Nearly half the world’s population – roughly 3.3 billion people – are at risk of contracting malaria. Though individuals in Latin America, the Middle East, and Europe are among those most often affected by the disease, the Centers for Disease Control and Prevention reports that 98 percent of global malaria deaths occur in 35 countries – 30 of them in sub-Saharan Africa and five in Asia. Every year there are nearly 250 million cases and an average of one million deaths due to malaria. Reports show that in 2008, an estimated 863,000 people died from malaria infection, indicating some improvement in diagnosis and treatment outcomes. Transmission is possible to any individual, however some groups are at an increased risk. These include young children who have not yet developed full immunity, pregnant women whose immunity has been decreased by pregnancy, international travelers who lack immunity, and  individuals with HIV/AIDS or others with compromised immune systems.

Malaria is a preventable and curable acute febrile illness caused by the bite of Anopheles mosquitoes which have been infected with Plasmodium parasites. The long lifespan of the Anopheles species found in Africa contributes to the disease’s prevalence in the region, and experts note that more than 85 percent of the world’s malaria deaths occur in Africa. Symptoms are usually seen seven days after the infective mosquito bite, and include fever, headache, chills, and vomiting. If diagnosed quickly, malaria can be treated using artemisinin-based combination therapy (ACT), however if treatment is not initiated, malaria can progress and lead to severe anemia, respiratory distress, or death.

In countries where malaria is endemic, access to diagnostic tools and medications may be limited. Less than 15 percent of these individuals are able to begin treatment within 24 hours of the onset of fever, which is when treatment must be started. Malaria diagnosis relies on either microscopy or rapid test procedures to allow healthcare providers to quickly determine if patients have the disease and require treatment. The Malaria Product Testing Evaluation Programme recently completed an assessment of 29 rapid diagnostic tests and found that 16 of them met the minimum performance criteria set by the WHO. According to Robert Newman, the director of the WHO’s Global Malaria Programme, using rapid tests allows healthcare providers to “test people who cannot access diagnosis based on microscopy in remote, rural areas where the majority of malaria occurs” and thus improves treatment outcomes.

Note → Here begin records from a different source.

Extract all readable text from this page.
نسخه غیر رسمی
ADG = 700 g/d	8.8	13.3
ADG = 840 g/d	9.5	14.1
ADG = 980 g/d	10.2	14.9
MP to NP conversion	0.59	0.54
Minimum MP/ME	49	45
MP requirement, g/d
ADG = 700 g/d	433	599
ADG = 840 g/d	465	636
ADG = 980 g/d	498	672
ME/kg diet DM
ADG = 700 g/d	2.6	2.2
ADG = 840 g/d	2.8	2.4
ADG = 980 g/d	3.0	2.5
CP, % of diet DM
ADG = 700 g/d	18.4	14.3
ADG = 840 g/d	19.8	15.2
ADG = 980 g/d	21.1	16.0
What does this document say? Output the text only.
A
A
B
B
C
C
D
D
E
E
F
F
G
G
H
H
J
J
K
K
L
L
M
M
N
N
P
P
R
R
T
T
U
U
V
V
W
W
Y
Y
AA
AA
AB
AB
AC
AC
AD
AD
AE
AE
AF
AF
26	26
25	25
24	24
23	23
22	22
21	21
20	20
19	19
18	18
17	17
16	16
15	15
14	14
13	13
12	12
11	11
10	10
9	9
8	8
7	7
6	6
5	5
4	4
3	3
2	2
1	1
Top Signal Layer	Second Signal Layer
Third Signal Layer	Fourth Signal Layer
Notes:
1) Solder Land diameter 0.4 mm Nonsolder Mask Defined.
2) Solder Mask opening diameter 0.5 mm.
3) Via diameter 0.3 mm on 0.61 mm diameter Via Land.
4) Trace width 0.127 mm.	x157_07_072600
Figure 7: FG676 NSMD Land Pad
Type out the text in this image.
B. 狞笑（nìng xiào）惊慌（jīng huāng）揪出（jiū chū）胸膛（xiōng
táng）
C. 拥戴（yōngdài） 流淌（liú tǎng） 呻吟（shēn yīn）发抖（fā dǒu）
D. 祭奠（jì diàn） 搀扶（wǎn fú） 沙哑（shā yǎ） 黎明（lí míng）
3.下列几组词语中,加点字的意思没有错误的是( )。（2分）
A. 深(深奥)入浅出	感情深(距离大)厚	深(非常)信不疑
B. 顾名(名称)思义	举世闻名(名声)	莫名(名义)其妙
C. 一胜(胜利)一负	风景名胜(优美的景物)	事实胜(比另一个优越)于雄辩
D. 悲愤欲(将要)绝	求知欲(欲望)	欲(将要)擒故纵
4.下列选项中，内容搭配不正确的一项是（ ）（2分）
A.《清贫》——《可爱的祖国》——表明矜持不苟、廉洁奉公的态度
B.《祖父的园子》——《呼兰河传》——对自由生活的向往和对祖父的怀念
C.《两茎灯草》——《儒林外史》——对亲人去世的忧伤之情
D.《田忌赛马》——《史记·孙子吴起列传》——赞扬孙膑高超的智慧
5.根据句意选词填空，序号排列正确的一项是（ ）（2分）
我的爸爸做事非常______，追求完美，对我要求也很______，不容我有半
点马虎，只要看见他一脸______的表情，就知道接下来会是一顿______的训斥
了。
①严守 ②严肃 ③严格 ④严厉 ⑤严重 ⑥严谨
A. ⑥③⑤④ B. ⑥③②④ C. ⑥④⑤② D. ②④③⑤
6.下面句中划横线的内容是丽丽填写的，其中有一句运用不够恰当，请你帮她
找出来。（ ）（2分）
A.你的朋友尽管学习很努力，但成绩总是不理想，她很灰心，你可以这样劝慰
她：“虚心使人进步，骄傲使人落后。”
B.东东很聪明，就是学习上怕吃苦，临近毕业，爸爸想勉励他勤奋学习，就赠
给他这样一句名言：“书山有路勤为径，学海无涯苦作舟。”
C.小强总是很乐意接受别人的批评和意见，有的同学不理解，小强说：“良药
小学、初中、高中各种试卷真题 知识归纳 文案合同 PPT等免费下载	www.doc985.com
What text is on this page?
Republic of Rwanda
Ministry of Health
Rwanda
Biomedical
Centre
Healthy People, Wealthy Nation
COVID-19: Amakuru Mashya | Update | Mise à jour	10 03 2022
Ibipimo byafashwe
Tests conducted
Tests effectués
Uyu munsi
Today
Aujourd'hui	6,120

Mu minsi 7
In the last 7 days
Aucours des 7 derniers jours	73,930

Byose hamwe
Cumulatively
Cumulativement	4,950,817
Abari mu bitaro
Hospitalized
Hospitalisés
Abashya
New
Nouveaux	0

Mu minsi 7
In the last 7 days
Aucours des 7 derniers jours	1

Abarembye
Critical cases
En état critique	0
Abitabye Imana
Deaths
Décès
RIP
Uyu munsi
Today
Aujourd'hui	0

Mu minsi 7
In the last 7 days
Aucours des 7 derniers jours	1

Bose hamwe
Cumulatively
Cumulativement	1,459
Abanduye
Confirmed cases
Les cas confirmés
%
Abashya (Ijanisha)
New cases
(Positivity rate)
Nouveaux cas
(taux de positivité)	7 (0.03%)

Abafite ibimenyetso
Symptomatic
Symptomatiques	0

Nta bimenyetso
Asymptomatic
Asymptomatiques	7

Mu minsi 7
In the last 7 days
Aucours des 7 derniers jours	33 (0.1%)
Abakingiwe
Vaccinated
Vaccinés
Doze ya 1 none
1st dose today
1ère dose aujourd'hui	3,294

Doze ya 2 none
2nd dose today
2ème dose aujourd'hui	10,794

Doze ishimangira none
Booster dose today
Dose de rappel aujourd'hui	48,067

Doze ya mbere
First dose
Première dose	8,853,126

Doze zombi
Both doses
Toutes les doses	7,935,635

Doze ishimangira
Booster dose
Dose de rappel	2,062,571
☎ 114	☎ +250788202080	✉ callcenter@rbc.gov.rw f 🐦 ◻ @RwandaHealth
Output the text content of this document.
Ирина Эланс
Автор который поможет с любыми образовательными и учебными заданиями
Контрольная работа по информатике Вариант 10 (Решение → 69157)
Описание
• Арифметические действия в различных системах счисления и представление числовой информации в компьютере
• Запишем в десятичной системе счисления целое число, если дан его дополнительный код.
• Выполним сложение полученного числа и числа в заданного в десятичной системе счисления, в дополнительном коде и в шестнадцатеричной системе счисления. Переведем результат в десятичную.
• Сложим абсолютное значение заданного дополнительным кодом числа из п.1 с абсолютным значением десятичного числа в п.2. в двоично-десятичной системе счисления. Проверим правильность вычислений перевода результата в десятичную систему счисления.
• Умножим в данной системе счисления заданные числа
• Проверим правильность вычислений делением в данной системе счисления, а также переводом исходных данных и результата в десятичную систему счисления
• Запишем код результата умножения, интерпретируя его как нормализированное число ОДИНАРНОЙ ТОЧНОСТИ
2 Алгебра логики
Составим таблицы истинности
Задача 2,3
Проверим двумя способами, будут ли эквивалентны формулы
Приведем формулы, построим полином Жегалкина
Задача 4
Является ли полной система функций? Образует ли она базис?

In addition to improved testing, global efforts are underway to control malaria by eliminating the mosquitoes that transmit the disease. During the past decade, the distribution of treated bed nets has increased rapidly in 11 African nations, helping to reduce infection rates. Reports indicate that in 2008, 31 percent of African homes had insecticide-treated nets (ITNs), compared with 17 percent in 2006. Through the use of ITNs, as well as spraying of homes with insecticide chemicals, 10 African nations reduced the number of cases of malaria by at least 50 percent between 2000 and 2008.

Though there is no vaccine for malaria, more effective prevention measures, diagnostic tests, and medications can help to improve treatment outcomes for those affected. Government agencies, including the World Bank, and other groups, such as Roll Back Malaria global partnership, have made efforts to increase global awareness about malaria. By utilizing social media and online tools it has been possible to improve the effectiveness of outreach and fundraising for efforts which may help to eradicate malaria worldwide.